Re: Anyone good at probability?

I wouldn't really say that it's flawed, but more like it's ambiguous. Kev never told us what kind of statistics they're learning and if they are at all getting into mutual exclusion, fixed probabilities, and binomial distributions. If they aren't learning that, then I suppose this could be a dependent probability problem, like we have been discussing.

Exactly, but I think that your example has some holes. As a better explanation, think of the Game Show Host problem, which seems to constantly be disputed by the masses.

This is a problem where you have three doors which behind them sits hidden objects. One of the doors contains a valuable prize and the other do not (normally I hear this problem involve a car and two goats). The game show host will ask you, the contestant, to choose one of the three doors without zero penalty. The door options are #1, #2, and #3. Let's say that you choose door #2. The game show host, who know what is behind each of the doors, will then show you one door which he knows has a goat behind it, so let's say that he shows you door #1. Here is the kicker: the game show host will now ask you whether you want to switch your choice.

A lot of people will be instinctive, paranoid, or superstitious, and say that because it's a 50/50 chance, it might as well be in your best interest to stick with your gut choice. But of course, since this is simply a probability problem, this is where you are tricked into thinking that you are really looking at a 50/50 probability. What we all have to remember is that the game show host isn't just showing us where one goat is, he is showing us where the car isn't, and is asking us whether we want to switch our choice to one other door or not. When we first chose a door, our probability was 33.3% of being correct. When he showed us that a car was not in the other door, that now increases our chances of the car being in the other door by another 33.3%, as our choice, no matter how you look at it, was always and will always be 33.3%. That's basically how you have to look at it.

To better get a grasp of this example, let's make it 100 doors with 99 goats and 1 car. If we choose a door, the probability we landed on the car is 1%. Now let's say that the game show host shows us 98 other doors revealing goats, and we're left with the door that we chose and one other door.
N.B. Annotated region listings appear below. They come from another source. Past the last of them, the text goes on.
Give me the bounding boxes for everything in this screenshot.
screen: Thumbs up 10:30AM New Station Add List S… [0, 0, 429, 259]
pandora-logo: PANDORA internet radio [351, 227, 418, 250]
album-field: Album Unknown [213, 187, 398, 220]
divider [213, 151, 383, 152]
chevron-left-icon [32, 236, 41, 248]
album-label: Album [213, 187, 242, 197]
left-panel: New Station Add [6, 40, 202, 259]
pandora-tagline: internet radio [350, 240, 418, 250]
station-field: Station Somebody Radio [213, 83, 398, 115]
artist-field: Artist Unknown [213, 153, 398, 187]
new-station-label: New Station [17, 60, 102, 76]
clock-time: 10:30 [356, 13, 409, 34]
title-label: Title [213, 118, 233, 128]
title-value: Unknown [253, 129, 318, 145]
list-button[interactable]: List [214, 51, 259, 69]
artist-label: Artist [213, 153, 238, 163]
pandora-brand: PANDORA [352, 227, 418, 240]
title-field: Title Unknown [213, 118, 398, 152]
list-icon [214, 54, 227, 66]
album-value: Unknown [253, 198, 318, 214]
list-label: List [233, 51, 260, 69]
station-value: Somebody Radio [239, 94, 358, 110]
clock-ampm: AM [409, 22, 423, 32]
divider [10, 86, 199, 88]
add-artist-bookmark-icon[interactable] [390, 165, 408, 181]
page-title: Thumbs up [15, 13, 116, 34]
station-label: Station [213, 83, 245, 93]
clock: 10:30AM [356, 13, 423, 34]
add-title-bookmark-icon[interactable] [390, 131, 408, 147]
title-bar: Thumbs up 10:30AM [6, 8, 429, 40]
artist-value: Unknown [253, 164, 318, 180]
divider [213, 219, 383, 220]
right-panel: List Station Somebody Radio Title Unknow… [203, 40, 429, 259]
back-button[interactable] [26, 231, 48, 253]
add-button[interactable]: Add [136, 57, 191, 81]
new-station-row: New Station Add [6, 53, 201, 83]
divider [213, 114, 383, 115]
Is it in our best interest to switch? Hell yeah it is! Now see, does that make sense that our probability is now 50/50 since we're reduced to two doors? No way! He simply showed us where the car isn't, and he's asking us whether we want to switch from our 1% probability to our 99% probability.

Always account for variable change. But the question is... does this problem want us to do so as well? If so, mudman provided the correct answer, and my answer would be for a problem given that the probability is fixed.